Het grootste meningsverschil met de VSNU gaat over het experiment met promotiestudenten: promovendi die geen salaris, maar alleen een beurs krijgen voor hun werkzaamheden. “Volgens de VSNU moeten alle universiteiten mee kunnen doen aan dat experiment, maar wij zijn er faliekant tegen.”
Plan b
Een ander belangrijk punt van aandacht is de loopbaan van onderzoekers na hun promotie, zegt de PNN-voorzitter. Er is volgens hem sprake van een ratrace om de schaarse plekken aan de universiteit te bemachtigen, wat veel stress veroorzaakt bij promovendi.

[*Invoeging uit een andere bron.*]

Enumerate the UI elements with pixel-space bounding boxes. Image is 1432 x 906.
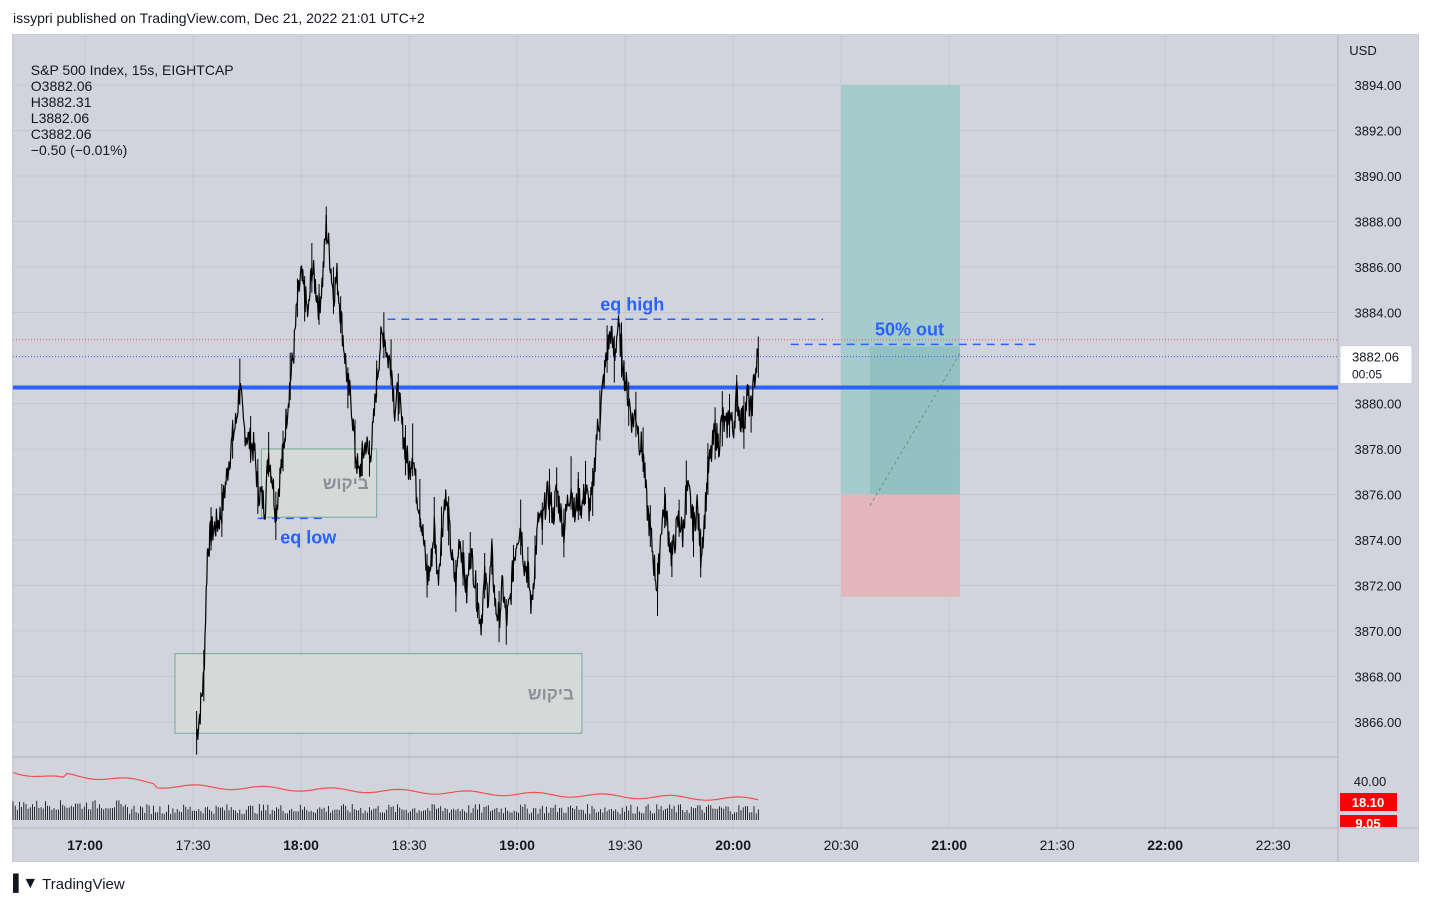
volume-ma-value: 18.10 xyxy=(1352,795,1385,810)
time-tick-label: 22:00 xyxy=(1147,837,1183,853)
last-price-tag xyxy=(1339,345,1413,385)
time-tick-label: 20:30 xyxy=(824,837,859,853)
eq-low-label: eq low xyxy=(280,527,337,547)
price-tick-label: 3868.00 xyxy=(1355,669,1402,684)
legend-change: −0.50 (−0.01%) xyxy=(30,142,128,158)
price-tick-label: 3870.00 xyxy=(1355,624,1402,639)
bar-countdown: 00:05 xyxy=(1352,368,1382,382)
tradingview-brand[interactable]: ▌▼ TradingView xyxy=(13,875,125,893)
volume-scale-label: 40.00 xyxy=(1354,774,1387,789)
price-tick-label: 3874.00 xyxy=(1355,533,1402,548)
time-tick-label: 18:00 xyxy=(283,837,319,853)
volume-value: 9.05 xyxy=(1355,816,1380,831)
time-tick-label: 21:30 xyxy=(1040,837,1075,853)
price-tick-label: 3866.00 xyxy=(1355,715,1402,730)
symbol-legend: S&P 500 Index, 15s, EIGHTCAP O3882.06 H3… xyxy=(23,46,240,158)
price-tick-label: 3894.00 xyxy=(1355,78,1402,93)
fifty-out-label: 50% out xyxy=(875,319,944,339)
time-tick-label: 18:30 xyxy=(392,837,427,853)
price-tick-label: 3876.00 xyxy=(1355,487,1402,502)
time-tick-label: 22:30 xyxy=(1256,837,1291,853)
filled-profit-zone xyxy=(869,346,960,495)
price-tick-label: 3886.00 xyxy=(1355,260,1402,275)
price-tick-label: 3872.00 xyxy=(1355,578,1402,593)
time-tick-label: 20:00 xyxy=(715,837,751,853)
legend-open: O3882.06 xyxy=(30,78,93,94)
time-tick-label: 19:00 xyxy=(499,837,535,853)
price-tick-label: 3890.00 xyxy=(1355,169,1402,184)
last-price-value: 3882.06 xyxy=(1352,350,1399,365)
volume-ma-line xyxy=(12,772,759,801)
time-tick-label: 19:30 xyxy=(608,837,643,853)
take-profit-zone[interactable] xyxy=(841,85,960,495)
legend-low: L3882.06 xyxy=(30,110,90,126)
stop-loss-zone[interactable] xyxy=(841,494,960,597)
price-tick-label: 3888.00 xyxy=(1355,215,1402,230)
legend-close: C3882.06 xyxy=(30,126,92,142)
price-tick-label: 3892.00 xyxy=(1355,124,1402,139)
price-tick-label: 3878.00 xyxy=(1355,442,1402,457)
symbol-name[interactable]: S&P 500 Index, 15s, EIGHTCAP xyxy=(30,62,234,78)
tradingview-logo-icon: ▌▼ xyxy=(13,875,38,892)
demand-zone-box[interactable] xyxy=(174,653,583,734)
volume-bars xyxy=(12,800,759,820)
eq-high-label: eq high xyxy=(600,294,664,314)
price-tick-label: 3884.00 xyxy=(1355,305,1402,320)
demand-zone-label-lower: ביקוש xyxy=(528,684,574,703)
demand-zone-label-upper: ביקוש xyxy=(323,474,369,493)
legend-high: H3882.31 xyxy=(30,94,92,110)
volume-tag xyxy=(1340,815,1397,827)
currency-label: USD xyxy=(1349,43,1376,58)
volume-ma-tag xyxy=(1340,793,1397,811)
published-by-line: issypri published on TradingView.com, De… xyxy=(13,10,425,26)
time-tick-label: 21:00 xyxy=(931,837,967,853)
brand-label: TradingView xyxy=(42,875,125,893)
time-tick-label: 17:30 xyxy=(176,837,211,853)
price-tick-label: 3880.00 xyxy=(1355,396,1402,411)
time-tick-label: 17:00 xyxy=(67,837,103,853)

Als zij een plan b achter de hand hebben, hoeven ze niet in de rats te zitten als de universiteit na hun promotie geen werk voor hen heeft.
Daarom zouden universiteiten in promotietrajecten meer aandacht moeten geven aan de loopbaankansen buiten de academie. “Dat willen ze nu vaak niet, omdat ze bang zijn hun beste onderzoekers kwijt te raken”, zegt Van Wegberg.
Overigens wil Van Wegberg de schuld van de onzekere positie van jonge onderzoekers niet alleen bij de universiteiten leggen. “Promovendi moeten niet ontmoedigd worden om voor hun rechten op te komen, maar ze kunnen ook zelf achter bepaalde zaken aan gaan. Promovendi zijn echt niet zielig.”